Aku juga sebenarnya belum paham betul dengan masalah ini, cuman baru dengar sekilas dari Laura saat berlatih sihir beberapa waktu yang lalu.
Meski demikian, aku tak bisa tinggal diam ketika tahu ada warga kota Lunar yang sedang mengalami masalah serius. Aku harus bergerak cepat sebelum korban semakin banyak.
“Ya sudah, kita akan temukan jawabannya setelah masuk ke dalam dungeon. Pokoknya, aku tak akan percaya sebelum bisa melihat dengan mataku sendiri,” ujar Helena seraya menelan habis semua makanan di mulutnya, lalu berdiri dan hendak membuka pintu dungeon itu.
Aku diam-diam tersenyum kecil saat melihat penampilan Helena yang tampak menggemaskan dengan pakaian perangnya. Dia mengakui pakaian itu sebagai pakaian peninggalan dari leluhur suku Gwayan. Namun, aku melihatnya sebagai pakaian cabul karena pakaian itu hanya menutupi benjolan kecil pada bukit kembar dan lubang pada selangkangannya.
Sedangkan penampilan Catrine masih sama sepeti biasa dengan pakaian pelayan kesayangannya. Sekujur tubuhnya memang terlihat sangat tertutup dalam pakaian itu, tapi aku merasa jauh lebih tertarik dibanding saat aku melihat penampilan Helena.
Entah apa yang terjadi pada gairahku saat ini, yang pasti aku sudah terlalu sering melihat tubuh wanita sehingga mataku agak sedikit bosan dengan keindahan semacam itu. Makanya, aku lebih senang dengan pakaian tertutup alih-alih pakaian seksi.

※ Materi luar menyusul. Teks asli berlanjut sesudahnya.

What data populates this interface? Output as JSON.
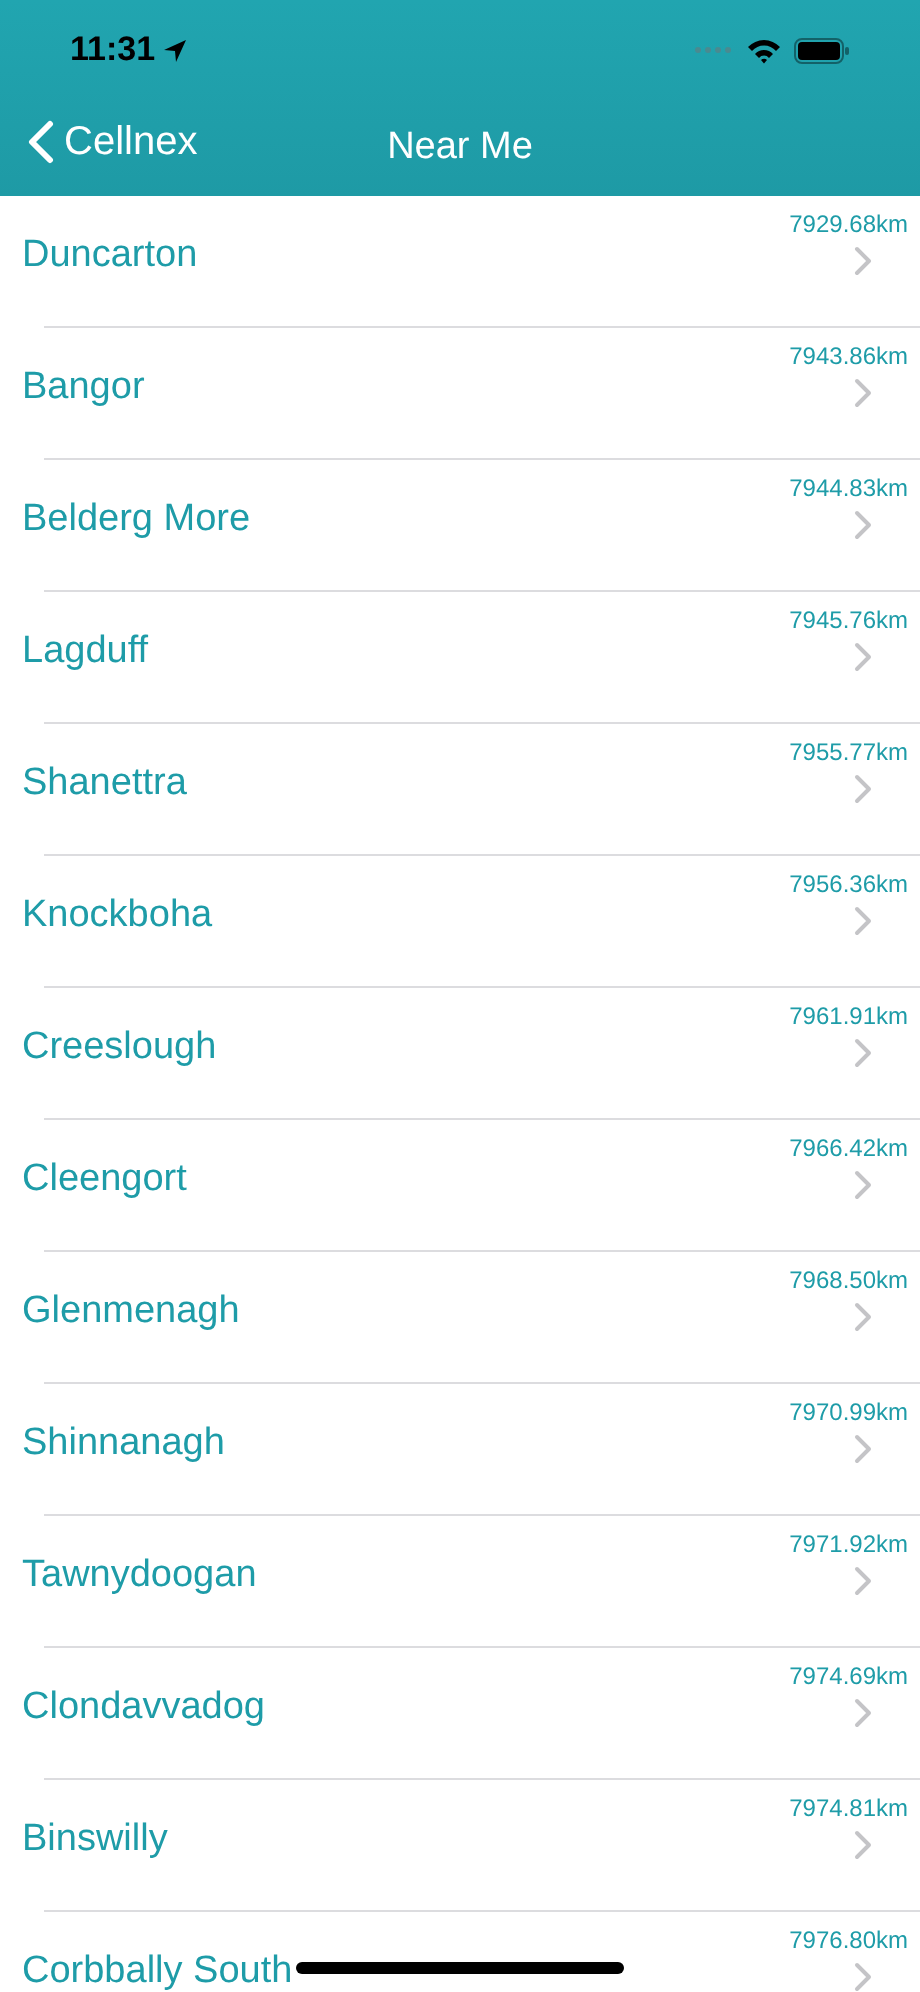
{
  "status_bar": {
    "time": "11:31"
  },
  "nav_bar": {
    "back": "Cellnex",
    "title": "Near Me"
  },
  "rows": [
    {
      "name": "Duncarton",
      "distance": "7929.68km"
    },
    {
      "name": "Bangor",
      "distance": "7943.86km"
    },
    {
      "name": "Belderg More",
      "distance": "7944.83km"
    },
    {
      "name": "Lagduff",
      "distance": "7945.76km"
    },
    {
      "name": "Shanettra",
      "distance": "7955.77km"
    },
    {
      "name": "Knockboha",
      "distance": "7956.36km"
    },
    {
      "name": "Creeslough",
      "distance": "7961.91km"
    },
    {
      "name": "Cleengort",
      "distance": "7966.42km"
    },
    {
      "name": "Glenmenagh",
      "distance": "7968.50km"
    },
    {
      "name": "Shinnanagh",
      "distance": "7970.99km"
    },
    {
      "name": "Tawnydoogan",
      "distance": "7971.92km"
    },
    {
      "name": "Clondavvadog",
      "distance": "7974.69km"
    },
    {
      "name": "Binswilly",
      "distance": "7974.81km"
    },
    {
      "name": "Corbbally South",
      "distance": "7976.80km"
    }
  ]
}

“Tunggu, Helena. Biar aku saja yang membuka pintu itu. Kalian ikuti aku dari belakang,” ujarku bergegas ke depan Helena. Kemudian pegang gagang pintu itu secara perlahan, dan aku bisa langsung merasakan kekuatan sihir sangat kuat yang mengalir begitu saja ke tangan Dewa.
“Kamu baik-baik saja, Brian? Kenapa kamu mematung seperti itu?” tanya Catrine membuyarkan lamunanku.
“Ah, aku tak apa kok, barusan hanya sedikit terkejut,” jawabku masih ragu-ragu, soalnya aku bisa merasakan keberadaan mahluk sangat kuat saat tangan Dewa menyentuh gagang pintu dungeon.
“Ayo kita masuk sekarang, kita jangan menunda waktu lagi,” ucap Helena, mulai mengambil langkah setelahnya.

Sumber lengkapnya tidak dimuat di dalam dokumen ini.